Rakyat Menunggu UU Hukuman Mati dan Perampasan Aset

- Rabu, 16 April 2025 | 02:30 WIB
Rakyat Menunggu UU Hukuman Mati dan Perampasan Aset


PARADAPOS.COM - Kasus dugaan suap terkait putusan lepas (ontslag) perkara korupsi ekspor crude palm oil (CPO) di Pengadilan Negeri (PN) Jakarta Pusat yang menyeret empat hakim sungguh memalukan. 

"Apa yang salah dengan penegakan hukum kita? Apalagi ini dilakukan oleh para penegak hukum," kata dosen Fakultas Ekonomi dan Bisnis Universitas Sebelas Maret Solo, Nurmadi H. Sumarta kepada RMOL, Rabu 14 April 2025. 

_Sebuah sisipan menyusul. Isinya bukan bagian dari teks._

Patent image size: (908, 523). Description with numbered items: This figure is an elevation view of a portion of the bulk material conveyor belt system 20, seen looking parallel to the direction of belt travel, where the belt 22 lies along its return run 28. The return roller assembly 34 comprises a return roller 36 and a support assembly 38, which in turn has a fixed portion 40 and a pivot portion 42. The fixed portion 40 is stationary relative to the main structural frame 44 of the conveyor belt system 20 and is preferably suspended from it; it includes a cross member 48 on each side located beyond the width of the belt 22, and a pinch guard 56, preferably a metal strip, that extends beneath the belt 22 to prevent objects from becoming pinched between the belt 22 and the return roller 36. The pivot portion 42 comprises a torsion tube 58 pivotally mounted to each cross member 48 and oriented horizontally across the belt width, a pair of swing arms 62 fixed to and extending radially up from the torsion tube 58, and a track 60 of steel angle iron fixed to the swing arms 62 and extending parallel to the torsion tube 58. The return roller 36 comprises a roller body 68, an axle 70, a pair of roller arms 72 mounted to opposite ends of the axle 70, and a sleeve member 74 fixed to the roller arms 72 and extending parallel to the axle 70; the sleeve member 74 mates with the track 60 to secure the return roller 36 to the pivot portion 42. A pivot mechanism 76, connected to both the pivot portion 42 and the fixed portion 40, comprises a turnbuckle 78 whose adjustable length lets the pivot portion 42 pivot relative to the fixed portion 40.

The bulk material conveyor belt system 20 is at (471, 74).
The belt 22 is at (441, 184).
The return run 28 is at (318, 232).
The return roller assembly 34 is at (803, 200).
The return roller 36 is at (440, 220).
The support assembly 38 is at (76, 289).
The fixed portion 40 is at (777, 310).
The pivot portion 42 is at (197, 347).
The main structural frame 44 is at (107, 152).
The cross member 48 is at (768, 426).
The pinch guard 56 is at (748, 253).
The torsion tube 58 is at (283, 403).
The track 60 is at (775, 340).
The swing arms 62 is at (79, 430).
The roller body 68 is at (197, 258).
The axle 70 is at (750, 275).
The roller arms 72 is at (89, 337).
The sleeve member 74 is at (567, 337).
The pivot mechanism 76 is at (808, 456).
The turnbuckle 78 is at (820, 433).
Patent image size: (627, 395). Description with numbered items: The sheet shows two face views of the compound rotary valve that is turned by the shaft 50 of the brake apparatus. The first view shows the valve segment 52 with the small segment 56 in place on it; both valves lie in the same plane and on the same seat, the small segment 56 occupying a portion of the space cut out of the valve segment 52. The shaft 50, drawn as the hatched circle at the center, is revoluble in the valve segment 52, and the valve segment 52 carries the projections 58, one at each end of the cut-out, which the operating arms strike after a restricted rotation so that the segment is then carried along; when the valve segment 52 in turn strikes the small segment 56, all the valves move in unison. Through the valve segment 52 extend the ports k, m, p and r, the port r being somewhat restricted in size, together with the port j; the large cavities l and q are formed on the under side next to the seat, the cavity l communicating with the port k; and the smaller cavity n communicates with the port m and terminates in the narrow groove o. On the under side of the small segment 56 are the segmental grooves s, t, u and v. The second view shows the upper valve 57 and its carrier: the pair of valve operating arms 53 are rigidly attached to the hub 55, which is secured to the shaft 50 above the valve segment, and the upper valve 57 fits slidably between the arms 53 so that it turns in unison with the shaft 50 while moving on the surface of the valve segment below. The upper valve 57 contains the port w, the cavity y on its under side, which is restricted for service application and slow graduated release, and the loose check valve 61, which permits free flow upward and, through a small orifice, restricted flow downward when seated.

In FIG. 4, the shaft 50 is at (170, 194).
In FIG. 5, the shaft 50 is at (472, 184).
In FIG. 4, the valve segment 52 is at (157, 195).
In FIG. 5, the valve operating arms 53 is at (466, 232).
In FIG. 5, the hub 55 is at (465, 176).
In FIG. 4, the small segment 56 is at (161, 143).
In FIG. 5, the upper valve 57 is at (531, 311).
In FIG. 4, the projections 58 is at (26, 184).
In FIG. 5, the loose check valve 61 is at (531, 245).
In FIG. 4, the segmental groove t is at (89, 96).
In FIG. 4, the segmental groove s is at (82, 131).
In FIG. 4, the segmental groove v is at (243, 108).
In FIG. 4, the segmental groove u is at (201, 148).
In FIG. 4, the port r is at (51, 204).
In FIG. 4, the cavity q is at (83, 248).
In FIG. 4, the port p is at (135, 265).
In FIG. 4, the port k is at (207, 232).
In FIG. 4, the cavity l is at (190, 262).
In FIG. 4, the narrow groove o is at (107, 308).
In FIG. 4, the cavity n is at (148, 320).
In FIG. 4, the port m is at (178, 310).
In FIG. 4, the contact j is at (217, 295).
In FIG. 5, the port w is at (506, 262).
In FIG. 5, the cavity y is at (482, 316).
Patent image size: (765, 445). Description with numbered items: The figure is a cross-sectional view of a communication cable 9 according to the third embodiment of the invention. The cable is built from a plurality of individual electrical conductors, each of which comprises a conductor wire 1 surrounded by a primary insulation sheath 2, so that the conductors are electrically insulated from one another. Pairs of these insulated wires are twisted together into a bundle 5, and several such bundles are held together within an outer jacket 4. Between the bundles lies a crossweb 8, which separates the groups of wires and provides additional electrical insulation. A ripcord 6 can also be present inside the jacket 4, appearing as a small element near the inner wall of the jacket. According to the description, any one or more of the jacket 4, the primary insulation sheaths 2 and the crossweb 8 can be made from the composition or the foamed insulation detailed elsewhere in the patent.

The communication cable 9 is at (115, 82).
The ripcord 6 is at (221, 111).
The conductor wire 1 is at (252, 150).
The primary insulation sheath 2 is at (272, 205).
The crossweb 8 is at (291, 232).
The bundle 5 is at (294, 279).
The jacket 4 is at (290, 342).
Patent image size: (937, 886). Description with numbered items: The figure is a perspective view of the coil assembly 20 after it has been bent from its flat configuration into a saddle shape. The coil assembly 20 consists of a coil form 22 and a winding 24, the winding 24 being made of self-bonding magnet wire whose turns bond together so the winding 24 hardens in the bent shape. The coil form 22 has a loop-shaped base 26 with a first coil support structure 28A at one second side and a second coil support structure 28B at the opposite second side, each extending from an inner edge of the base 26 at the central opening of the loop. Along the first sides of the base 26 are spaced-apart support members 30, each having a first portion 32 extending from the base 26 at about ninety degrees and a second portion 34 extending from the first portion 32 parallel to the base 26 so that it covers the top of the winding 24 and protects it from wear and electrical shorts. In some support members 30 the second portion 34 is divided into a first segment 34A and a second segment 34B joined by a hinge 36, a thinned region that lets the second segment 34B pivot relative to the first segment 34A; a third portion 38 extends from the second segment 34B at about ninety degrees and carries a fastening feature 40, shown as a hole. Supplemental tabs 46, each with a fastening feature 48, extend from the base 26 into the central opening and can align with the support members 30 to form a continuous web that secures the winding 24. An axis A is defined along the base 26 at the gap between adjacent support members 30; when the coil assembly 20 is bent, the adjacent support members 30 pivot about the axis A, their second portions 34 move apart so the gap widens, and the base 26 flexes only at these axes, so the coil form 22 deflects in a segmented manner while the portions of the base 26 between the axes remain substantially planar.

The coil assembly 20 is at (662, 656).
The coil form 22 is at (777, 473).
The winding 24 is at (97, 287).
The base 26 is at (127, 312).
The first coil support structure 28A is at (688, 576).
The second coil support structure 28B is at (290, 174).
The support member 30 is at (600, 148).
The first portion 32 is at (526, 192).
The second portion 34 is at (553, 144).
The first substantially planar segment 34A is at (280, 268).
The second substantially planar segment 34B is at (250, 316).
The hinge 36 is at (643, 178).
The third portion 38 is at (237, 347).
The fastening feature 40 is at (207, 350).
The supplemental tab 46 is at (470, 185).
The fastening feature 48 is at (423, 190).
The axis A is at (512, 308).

Melihat kenyataan tersebut, menurut Nurmadi, sudah sepantasnya vonis hukuman mati dan perampasan aset korupsi segera diterapkan. 

"Hukuman ini diharapkan bisa memberikan efek jera bagi para pelaku. Bahkan bisa ikut mencegah korupsi berulang dan membuat takut orang melakukannya," kata Nurmadi.

Kejaksaan Agung (Kejagung) menetapkan empat orang hakim sebagai tersangka dalam kasus suap pengaturan putusan lepas (onslag) dalam perkara korupsi pemberian izin ekspor crude palm oil (CPO) atau korupsi minyak goreng di Pengadilan Negeri Jakarta Pusat.

Keempatnya adalah mantan Wakil Ketua PN Jakarta Pusat Muhammad Arif Nuryanta, serta tiga anggota majelis hakim, yaitu Djuyamto sebagai ketua majelis, Agam Syarief Baharuddin sebagai anggota, dan Ali Muhtarom sebagai hakim ad hoc.

Ketiga anggota majelis hakim itu ditunjuk langsung oleh Arif Nuryanta, yang diduga menerima suap senilai Rp 60 miliar, untuk menangani perkara korupsi ekspor CPO. 

Pada 19 Maret 2024, majelis hakim memutus perkara tersebut dengan vonis onslag. Kasus ini melibatkan tiga perusahaan besar, yakni PT Wilmar Group, PT Permata Hijau Group, dan PT Musim Mas Group.

Selain empat hakim, Kejagung turut menetapkan empat tersangka lainnya, yakni pengacara korporasi Marcella Santoso, Panitera Muda PN Jakarta Utara Wahyu Gunawan, Ariyanto selaku pengacara dan MSY selaku  Head Social Security Legal PT Wilmar Group.